KIRKBY, Thomas I, of Kingston-upon-Hull, Yorks.

Published in The History of Parliament: the House of Commons 1386-1421, ed. J.S. Roskell, L. Clark, C. Rawcliffe., 1993
Available from Boydell and Brewer

Family and Education

Offices Held

Bailiff, Kingston-upon-Hull Mich. 1391-2, 1409-10.1

Commr. to make arrests, Kingston-upon-Hull July, Dec. 1394; of inquiry, Yorks. Dec. 1395 (wreck at Bridlington).
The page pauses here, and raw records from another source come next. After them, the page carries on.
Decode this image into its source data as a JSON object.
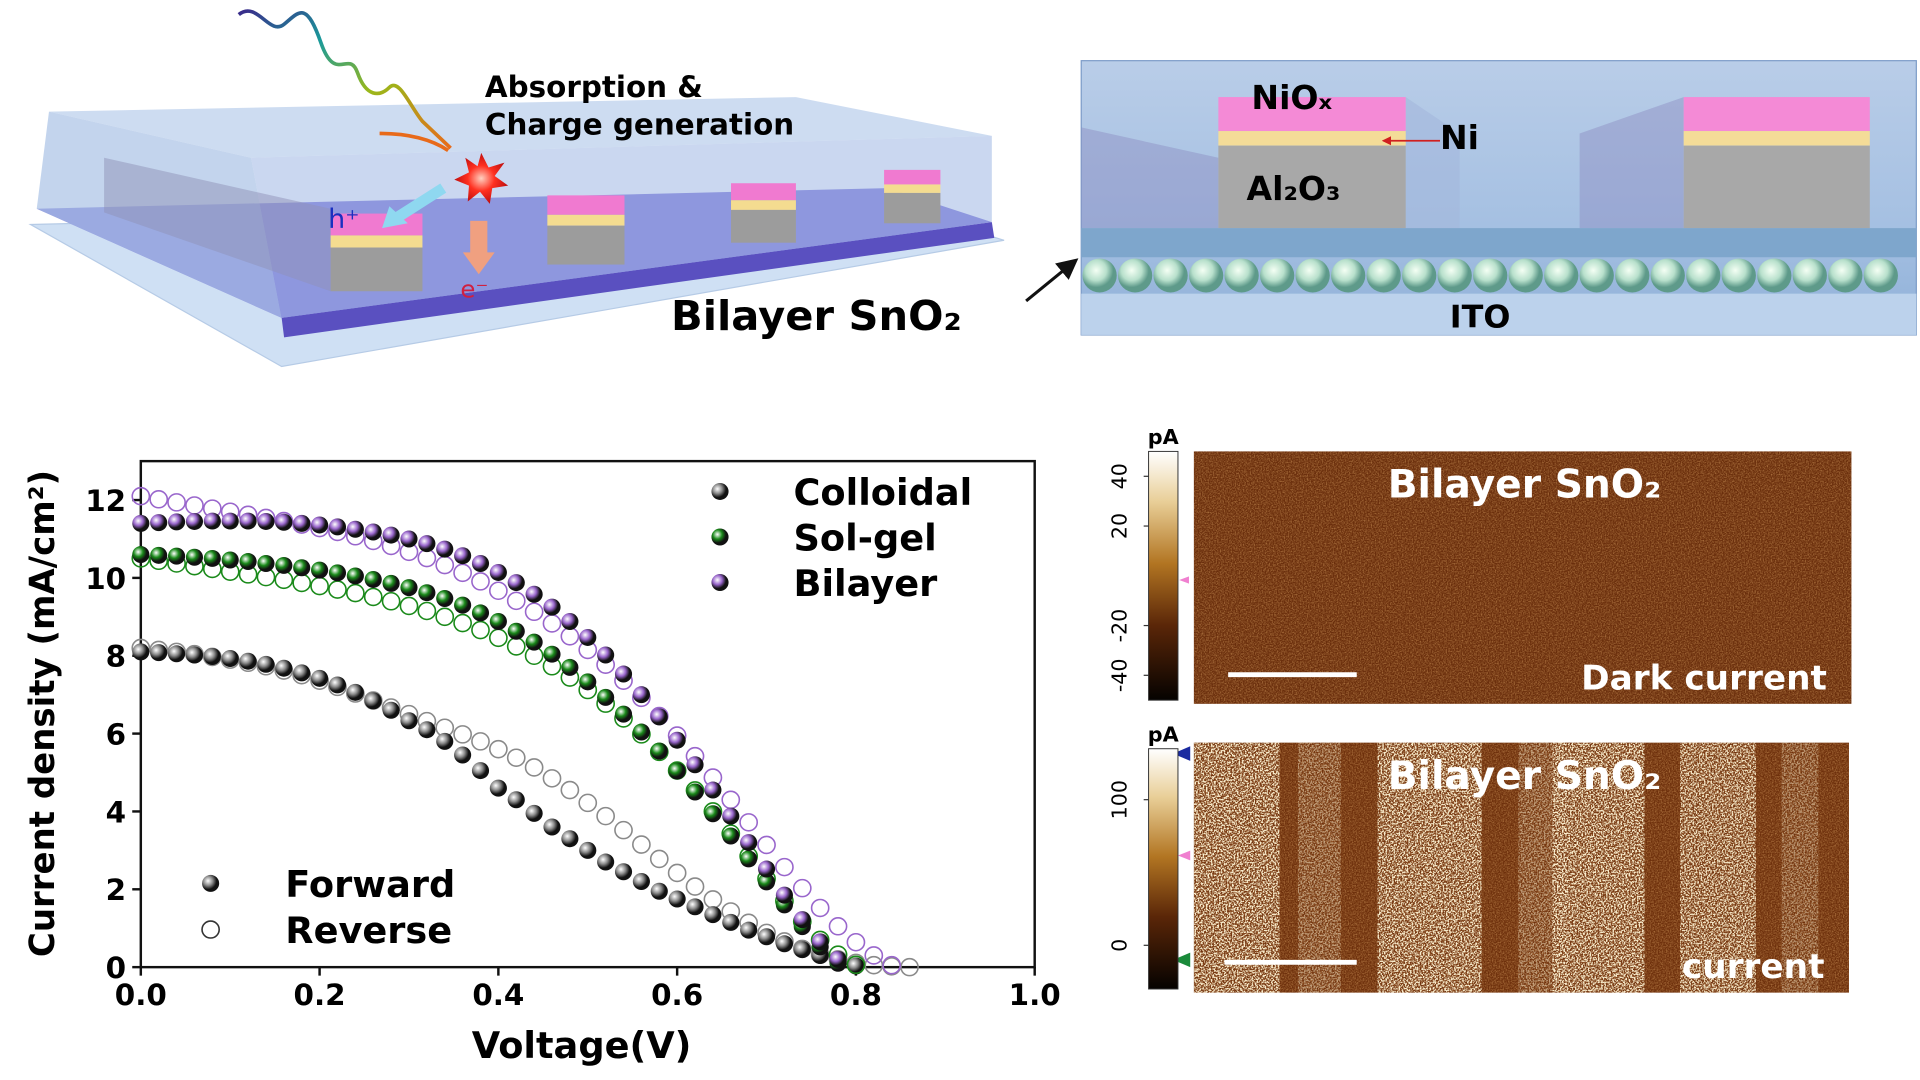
{
  "schematic": {
    "absorption": [
      "Absorption &",
      "Charge generation"
    ],
    "hole": "h⁺",
    "electron": "e⁻",
    "etl": "Bilayer SnO₂",
    "cross_section": {
      "nio": "NiOₓ",
      "ni": "Ni",
      "al2o3": "Al₂O₃",
      "ito": "ITO"
    }
  },
  "chart_data": {
    "type": "scatter",
    "xlabel": "Voltage(V)",
    "ylabel": "Current density (mA/cm²)",
    "xlim": [
      0,
      1
    ],
    "ylim": [
      0,
      13
    ],
    "xticks": [
      {
        "value": 0,
        "label": "0.0"
      },
      {
        "value": 0.2,
        "label": "0.2"
      },
      {
        "value": 0.4,
        "label": "0.4"
      },
      {
        "value": 0.6,
        "label": "0.6"
      },
      {
        "value": 0.8,
        "label": "0.8"
      },
      {
        "value": 1,
        "label": "1.0"
      }
    ],
    "yticks": [
      0,
      2,
      4,
      6,
      8,
      10,
      12
    ],
    "scan_labels": [
      "Forward",
      "Reverse"
    ],
    "x": [
      0,
      0.02,
      0.04,
      0.06,
      0.08,
      0.1,
      0.12,
      0.14,
      0.16,
      0.18,
      0.2,
      0.22,
      0.24,
      0.26,
      0.28,
      0.3,
      0.32,
      0.34,
      0.36,
      0.38,
      0.4,
      0.42,
      0.44,
      0.46,
      0.48,
      0.5,
      0.52,
      0.54,
      0.56,
      0.58,
      0.6,
      0.62,
      0.64,
      0.66,
      0.68,
      0.7,
      0.72,
      0.74,
      0.76,
      0.78,
      0.8,
      0.82,
      0.84,
      0.86,
      0.88
    ],
    "series": [
      {
        "name": "Colloidal",
        "color": "#8a8a8a",
        "forward": [
          8.1,
          8.08,
          8.05,
          8.02,
          7.98,
          7.93,
          7.86,
          7.78,
          7.68,
          7.56,
          7.42,
          7.25,
          7.06,
          6.84,
          6.6,
          6.33,
          6.1,
          5.8,
          5.45,
          5.05,
          4.6,
          4.3,
          3.95,
          3.6,
          3.3,
          3.0,
          2.7,
          2.45,
          2.2,
          1.95,
          1.75,
          1.55,
          1.35,
          1.15,
          0.95,
          0.78,
          0.6,
          0.45,
          0.3,
          0.15,
          0.03,
          null,
          null,
          null,
          null
        ],
        "reverse": [
          8.2,
          8.15,
          8.1,
          8.04,
          7.97,
          7.9,
          7.82,
          7.73,
          7.62,
          7.5,
          7.36,
          7.2,
          7.03,
          6.85,
          6.67,
          6.5,
          6.32,
          6.15,
          5.98,
          5.8,
          5.6,
          5.38,
          5.13,
          4.85,
          4.55,
          4.22,
          3.88,
          3.52,
          3.15,
          2.78,
          2.42,
          2.07,
          1.74,
          1.43,
          1.14,
          0.88,
          0.66,
          0.47,
          0.32,
          0.2,
          0.11,
          0.05,
          0.02,
          0,
          null
        ]
      },
      {
        "name": "Sol-gel",
        "color": "#1a8a1a",
        "forward": [
          10.6,
          10.58,
          10.56,
          10.53,
          10.5,
          10.46,
          10.42,
          10.37,
          10.32,
          10.26,
          10.2,
          10.13,
          10.05,
          9.96,
          9.86,
          9.75,
          9.62,
          9.47,
          9.3,
          9.1,
          8.88,
          8.63,
          8.35,
          8.04,
          7.7,
          7.33,
          6.93,
          6.5,
          6.04,
          5.55,
          5.04,
          4.5,
          3.94,
          3.37,
          2.78,
          2.19,
          1.6,
          1.04,
          0.52,
          0.1,
          null,
          null,
          null,
          null,
          null
        ],
        "reverse": [
          10.5,
          10.44,
          10.37,
          10.3,
          10.23,
          10.16,
          10.09,
          10.02,
          9.95,
          9.87,
          9.79,
          9.7,
          9.61,
          9.51,
          9.4,
          9.28,
          9.15,
          9.0,
          8.84,
          8.66,
          8.46,
          8.24,
          8.0,
          7.73,
          7.44,
          7.12,
          6.77,
          6.39,
          5.98,
          5.53,
          5.05,
          4.54,
          4.0,
          3.43,
          2.85,
          2.27,
          1.7,
          1.17,
          0.7,
          0.32,
          0.06,
          null,
          null,
          null,
          null
        ]
      },
      {
        "name": "Bilayer",
        "color": "#9966cc",
        "forward": [
          11.4,
          11.42,
          11.44,
          11.45,
          11.46,
          11.46,
          11.46,
          11.45,
          11.43,
          11.4,
          11.36,
          11.31,
          11.25,
          11.18,
          11.1,
          11.0,
          10.88,
          10.74,
          10.57,
          10.37,
          10.14,
          9.88,
          9.58,
          9.25,
          8.88,
          8.47,
          8.02,
          7.53,
          7.0,
          6.43,
          5.83,
          5.2,
          4.55,
          3.88,
          3.2,
          2.52,
          1.85,
          1.22,
          0.65,
          0.2,
          null,
          null,
          null,
          null,
          null
        ],
        "reverse": [
          12.1,
          12.02,
          11.94,
          11.86,
          11.78,
          11.7,
          11.62,
          11.54,
          11.46,
          11.37,
          11.28,
          11.18,
          11.07,
          10.95,
          10.82,
          10.67,
          10.51,
          10.33,
          10.13,
          9.91,
          9.67,
          9.41,
          9.13,
          8.83,
          8.5,
          8.15,
          7.77,
          7.36,
          6.92,
          6.45,
          5.95,
          5.42,
          4.87,
          4.3,
          3.72,
          3.14,
          2.57,
          2.03,
          1.52,
          1.05,
          0.64,
          0.3,
          0.05,
          null,
          null
        ]
      }
    ]
  },
  "afm": [
    {
      "unit": "pA",
      "lim": [
        -50,
        50
      ],
      "ticks": [
        40,
        20,
        -20,
        -40
      ],
      "title": "Bilayer SnO₂",
      "label": "Dark current"
    },
    {
      "unit": "pA",
      "lim": [
        -30,
        135
      ],
      "ticks": [
        100,
        0
      ],
      "title": "Bilayer SnO₂",
      "label": "current"
    }
  ]
}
Mayor of the Staple at Kingston-upon-Hull, date unknown.2

Biography

Kirkby was a member of the mercantile community of Hull, with a particular interest in the export of cloth and wool, which he shipped regularly from the port from 1381 onwards. On at least one occasion, in 1386, he was shipwrecked in the treacherous waters of the Humber while sailing for Holland with a group of English merchants. Their valuable cargo was arrested by one John Frank of Holderness, and in December of that year Kirkby himself travelled to Westminster to present a petition for redress to the royal council and act as spokesman for his associates.3 He appears to have been on friendly terms with the vicar of the chapel of Holy Trinity, Hull, who chose him, in July 1388, to act as one of his executors. Three years later he assumed office as town bailiff, and was thus able to return himself to the Parliament of November 1391. It is unlikely that he had to bring much, if any, pressure to bear upon the electorate, since he went on to serve at least seven more times as a parliamentary burgess, and must have been a popular choice. We do not know exactly when he was made mayor of the Staple of Hull, but by July 1394 he was sufficiently well regarded by the government to be appointed to the first of three royal commissions. In the following year he offered securities in Chancery on behalf of a follower of Sir Thomas Talbot who had been imprisoned ‘for various evildoings’; and, somewhat later, in 1403, he acted as an attorney for the delivery of land in Denton Lane, Hull. Little else is known of his more personal affairs from then onwards, although he continued to be involved in local matters until 1411, the date of his last Parliament. A clerk named Thomas Kirkby, who was active in Hull in the 1430s and had dealings with the wealthy merchant, Robert Holme II*, and his family, may possibly have been his son.4

Ref Volumes: 1386-1421

Author: C.R.

Notes

  • 1. C143/414/2; C219/9/8; E368/165, 183.
  • 2. C267/6/98. The certificate of his election is undated.
  • 3. E122/59/7, 24; SC8/300/14955; Yorks. Arch. Soc. Rec. Ser. lxiv. 19.
  • 4. Test. Ebor. i. 128; C219/9/8; Cal. Hull Deeds ed. Stanewell, D195; CCR, 1392-6, p. 334; 1435-41, pp. 40, 123.